Avant de le rencontrer au foyer franco-libanais à Paris, j’avais lu son livre, écrit avec Valérie Raulin et Nathalie Duplan (1). Petit-fils de Pierre Gemayel, fondateur du parti Kataëb, et neveu de Bachir et Amine Gemayel, tous deux présidents de la République libanaise (2), Fouad Abou Nader, 65 ans, est un personnage incontournable de l’histoire du Liban. Sa vie pourrait se résumer en deux périodes. De 1971 à 1990, presque 20 ans de combat pour l’indépendance, et à partir de 1990, plus de 30 ans de lutte pour la reconstruction du pays.

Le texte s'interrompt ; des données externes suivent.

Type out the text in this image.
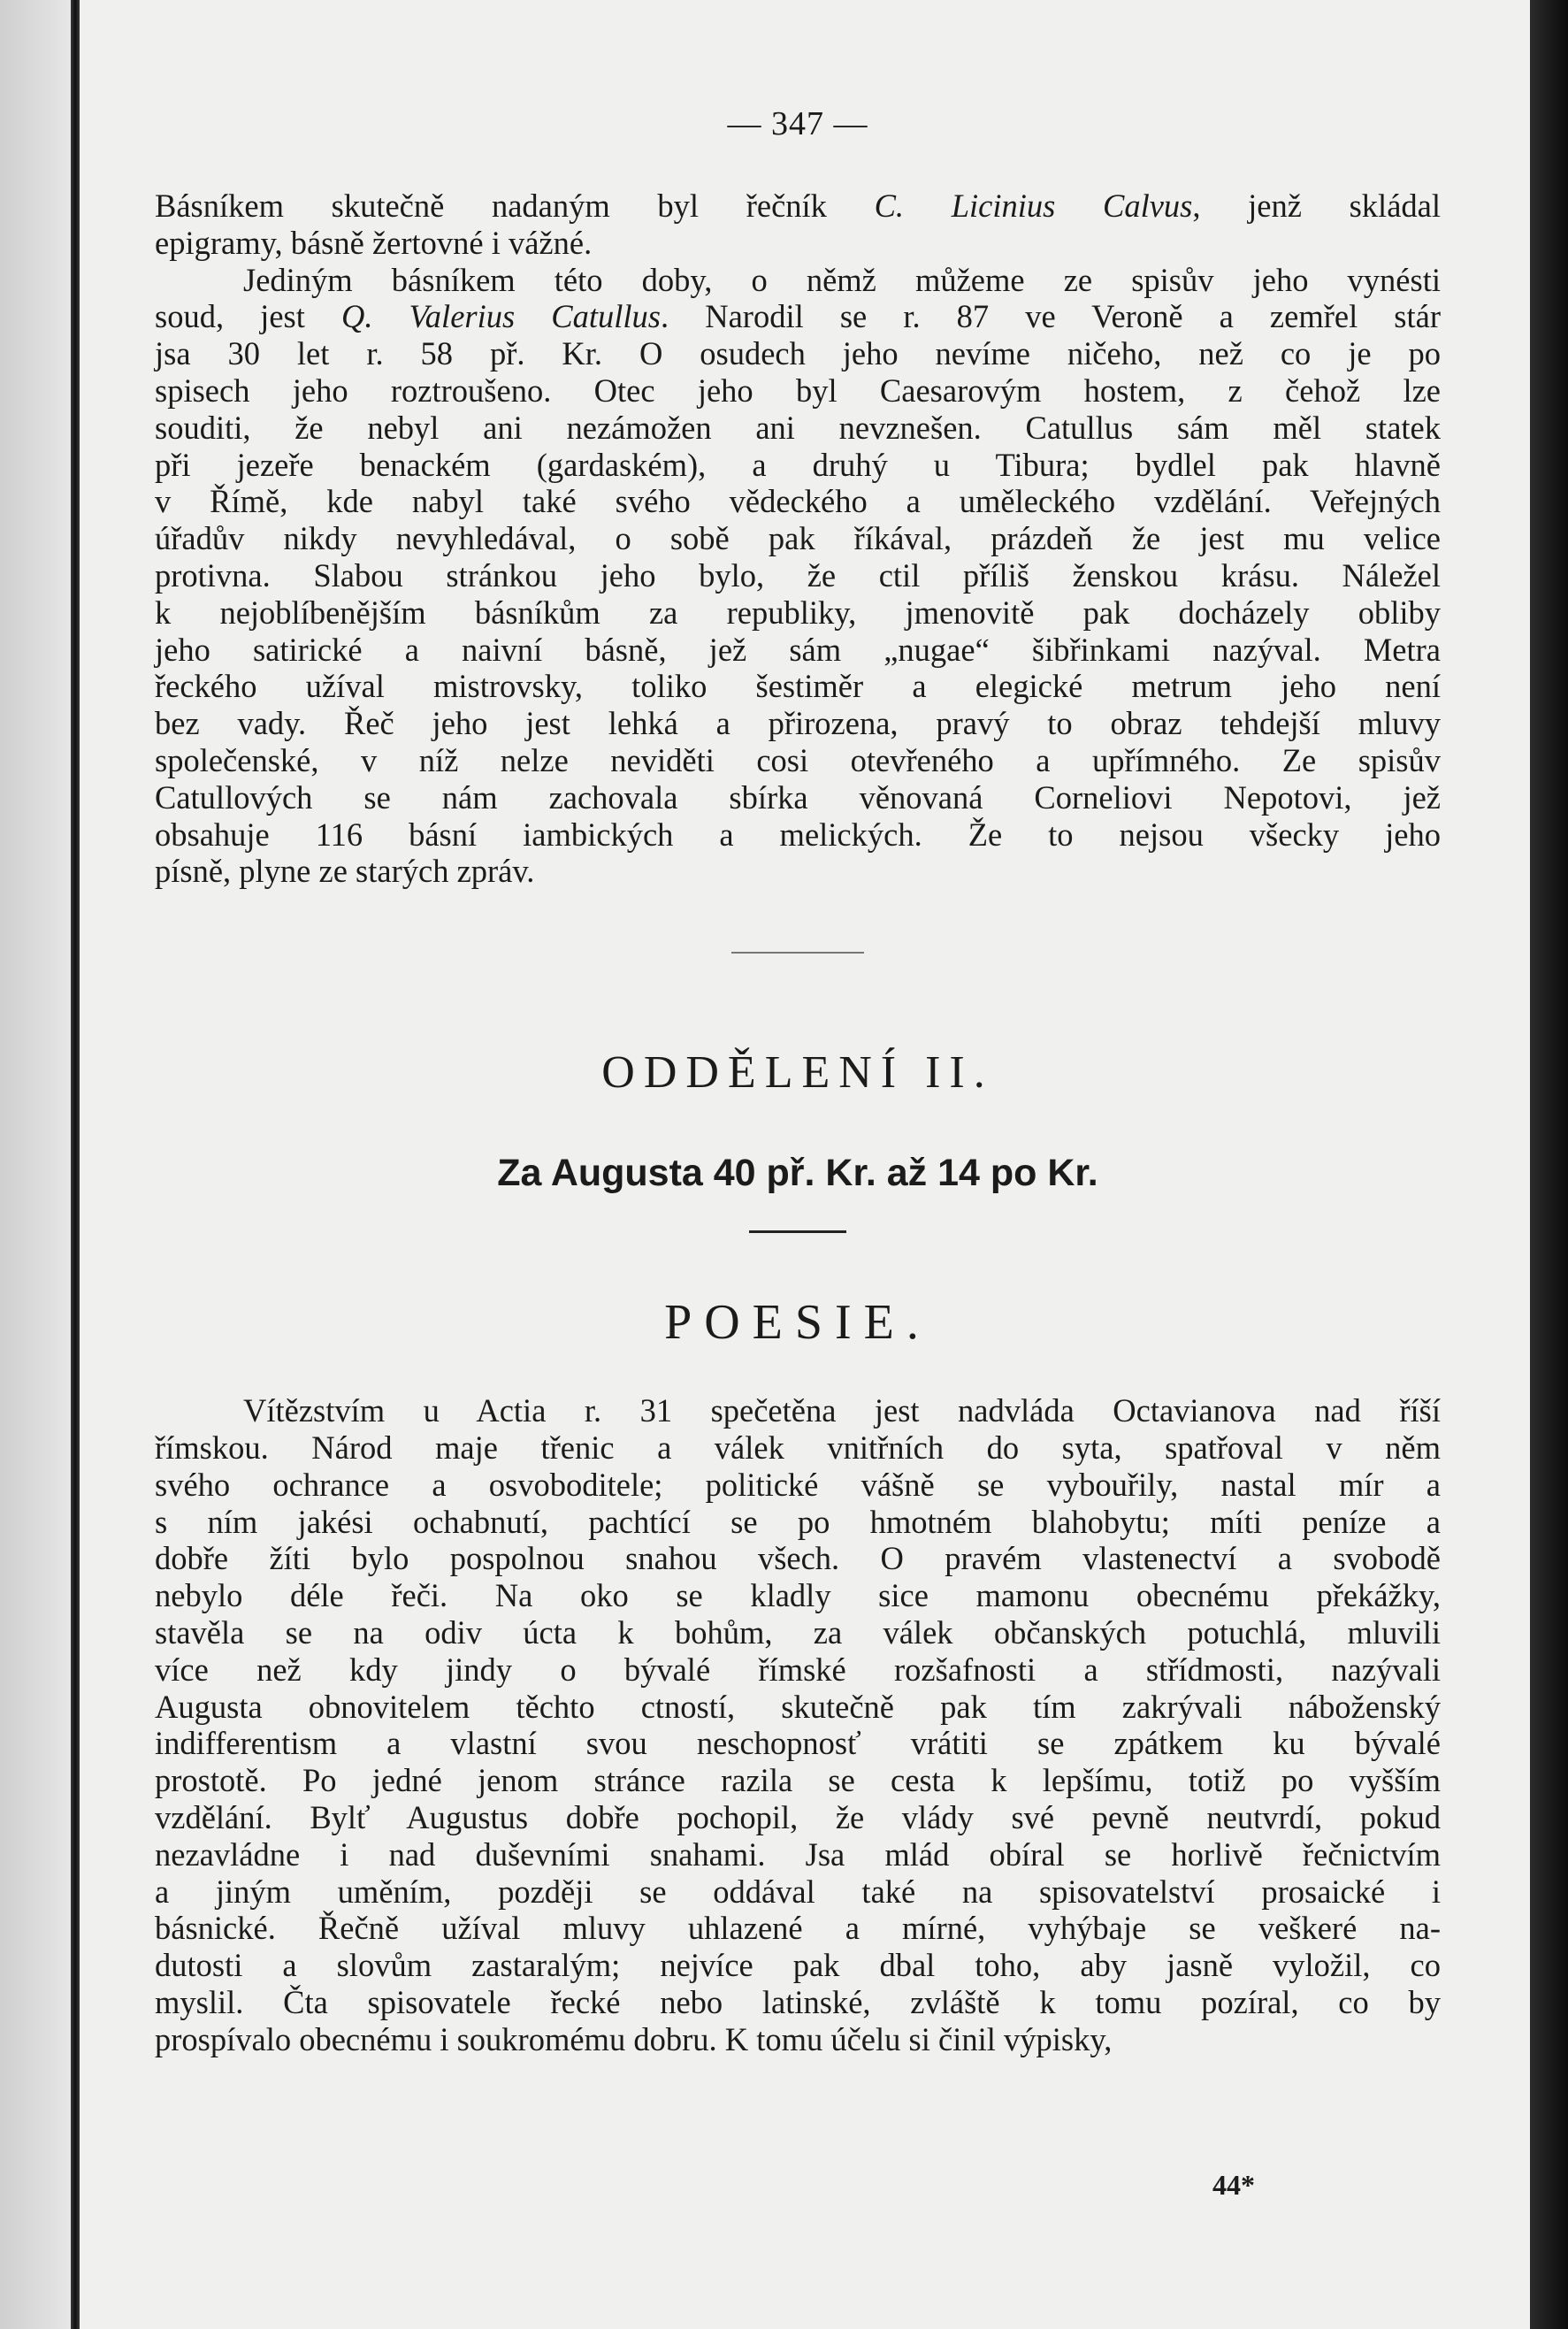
— 347 —
Básníkem skutečně nadaným byl řečník C. Licinius Calvus, jenž skládal
epigramy, básně žertovné i vážné.
Jediným básníkem této doby, o němž můžeme ze spisův jeho vynésti
soud, jest Q. Valerius Catullus. Narodil se r. 87 ve Veroně a zemřel stár
jsa 30 let r. 58 př. Kr. O osudech jeho nevíme ničeho, než co je po
spisech jeho roztroušeno. Otec jeho byl Caesarovým hostem, z čehož lze
souditi, že nebyl ani nezámožen ani nevznešen. Catullus sám měl statek
při jezeře benackém (gardaském), a druhý u Tibura; bydlel pak hlavně
v Římě, kde nabyl také svého vědeckého a uměleckého vzdělání. Veřejných
úřadův nikdy nevyhledával, o sobě pak říkával, prázdeň že jest mu velice
protivna. Slabou stránkou jeho bylo, že ctil příliš ženskou krásu. Náležel
k nejoblíbenějším básníkům za republiky, jmenovitě pak docházely obliby
jeho satirické a naivní básně, jež sám „nugae“ šibřinkami nazýval. Metra
řeckého užíval mistrovsky, toliko šestiměr a elegické metrum jeho není
bez vady. Řeč jeho jest lehká a přirozena, pravý to obraz tehdejší mluvy
společenské, v níž nelze neviděti cosi otevřeného a upřímného. Ze spisův
Catullových se nám zachovala sbírka věnovaná Corneliovi Nepotovi, jež
obsahuje 116 básní iambických a melických. Že to nejsou všecky jeho
písně, plyne ze starých zpráv.
ODDĚLENÍ II.
Za Augusta 40 př. Kr. až 14 po Kr.
POESIE.
Vítězstvím u Actia r. 31 spečetěna jest nadvláda Octavianova nad říší
římskou. Národ maje třenic a válek vnitřních do syta, spatřoval v něm
svého ochrance a osvoboditele; politické vášně se vybouřily, nastal mír a
s ním jakési ochabnutí, pachtící se po hmotném blahobytu; míti peníze a
dobře žíti bylo pospolnou snahou všech. O pravém vlastenectví a svobodě
nebylo déle řeči. Na oko se kladly sice mamonu obecnému překážky,
stavěla se na odiv úcta k bohům, za válek občanských potuchlá, mluvili
více než kdy jindy o bývalé římské rozšafnosti a střídmosti, nazývali
Augusta obnovitelem těchto ctností, skutečně pak tím zakrývali náboženský
indifferentism a vlastní svou neschopnosť vrátiti se zpátkem ku bývalé
prostotě. Po jedné jenom stránce razila se cesta k lepšímu, totiž po vyšším
vzdělání. Bylť Augustus dobře pochopil, že vlády své pevně neutvrdí, pokud
nezavládne i nad duševními snahami. Jsa mlád obíral se horlivě řečnictvím
a jiným uměním, později se oddával také na spisovatelství prosaické i
básnické. Řečně užíval mluvy uhlazené a mírné, vyhýbaje se veškeré na-
dutosti a slovům zastaralým; nejvíce pak dbal toho, aby jasně vyložil, co
myslil. Čta spisovatele řecké nebo latinské, zvláště k tomu pozíral, co by
prospívalo obecnému i soukromému dobru. K tomu účelu si činil výpisky,
44*
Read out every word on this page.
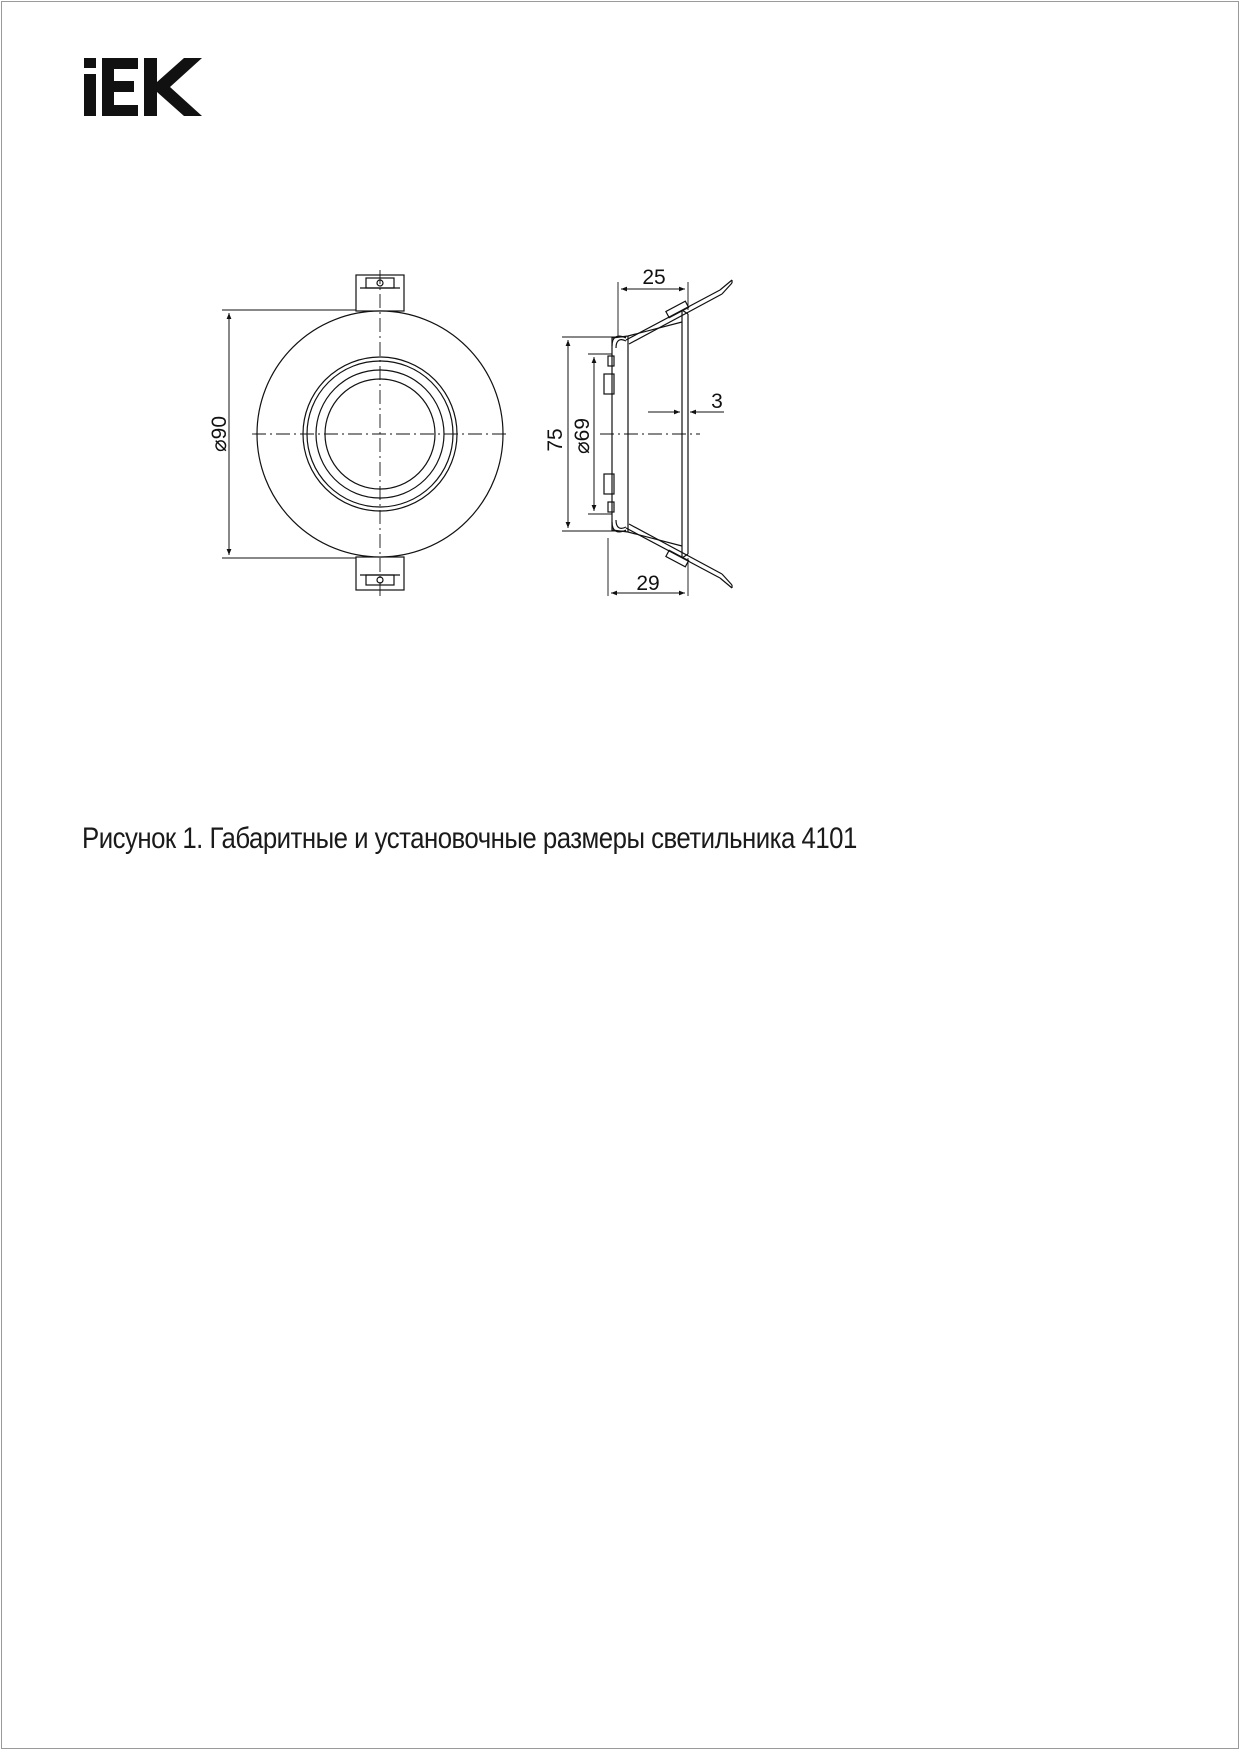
⌀90
25
29
3
75 ⌀69
Рисунок 1. Габаритные и установочные размеры светильника 4101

Il a 15 ans lorsque qu’il s’engage en 1971 dans le parti Kataëb, fondé par son grand-père en 1936, et 18 ans lorsqu’il prend les armes contre les Palestiniens, qui instaurent un « État dans l’État » au Liban. L’homme précise : « Si je défends la création d’un État palestinien en Palestine, je ne pouvais pas accepter que ce peuple, que nous avions accueilli dès 1948 impose sa volonté dans mon pays natal. » Fouad Abou Nader combattra jusqu’en 1990. Quinze ans de guerre où il est blessé plusieurs fois. Quinze ans de violences et de destructions où il voit ses proches tomber, passant par les conflits et les trahisons de son propre clan. Une tranche de vie incertaine où il réconforte et soigne ses hommes, qu’il commande de 1983 à 1984, en tant que chef des Forces libanaises (FL), qui ont remplacé les Kataëb à partir de 1980 (3).

À ceux qui reprochent aux chrétiens d’avoir fait couler le sang, Fouad Abou Nader réplique : « Si nous n’avions pas pris les armes en 1975, le Liban aurait été une patrie de rechange pour les Palestiniens, ou une nation annexée par la Syrie. »

Si l’homme s’est battu pour maintenir une présence chrétienne sur sa terre natale, c’est aussi pour les musulmans, afin de faire de ce petit État un modèle authentique de vivre ensemble, et de citoyenneté commune islamo-chrétienne, non seulement pour les pays arabes, mais pour le monde entier.

La guerre finit en 1990, Fouad Abou Nader se met au travail pour que son rêve de citoyenneté commune se réalise. En 2010 il fonde « Nawraj », une association qui aide les chrétiens à rester sur place, tout en maintenant un lien fort avec les communautés musulmanes, œuvrant ainsi pour construire un pays commun avec « les ennemis d’hier ». Contrairement aux chrétiens identitaires, Fouad Abou Nader soutient qu’un Liban laïque est possible, à condition de ne pas rejeter la religion « comme vous le faites parfois en France, mais en s’approchant davantage du modèle italien », dit-il.

En onze ans d’existence Nawraj affiche à son actif un grand nombre de réalisations, grâce auxquelles les chrétiens sont restés sur leur terre : aides au développement et à l’agriculture, constructions ou restaurations d’écoles, créations de dispensaires, améliorations des services publics (eau, électricité, transports).

Fouad Abou Nader a quitté son treillis et déposé définitivement les armes. Outre la direction de son association, il est aussi appelé au Liban, mais également en Europe et aux États-Unis pour présenter Nawraj, et développer sa conception du vivre ensemble.

Et quand on lui demande le pourquoi de cette métamorphose, il répond sans l’ombre d’une hésitation : « Je ne veux pas que mes enfants connaissent le drame que nous avons vécu. »

Luc Balbont

Notes :

(1)- Liban : les défis de la liberté. Le combat d’un chrétien d’Orient - Éditions de l’Observatoire - 220 pages ; 19 euros.

(2)- Bachir Gemayel, président du 23 août 1982 jusqu’à son assassinat le 14 septembre 1982 ; et Amine Gemayel de 1982 à 1988.

(3)- Création des FL à cette date, en fédérant les partis chrétiens dont les Kataëb.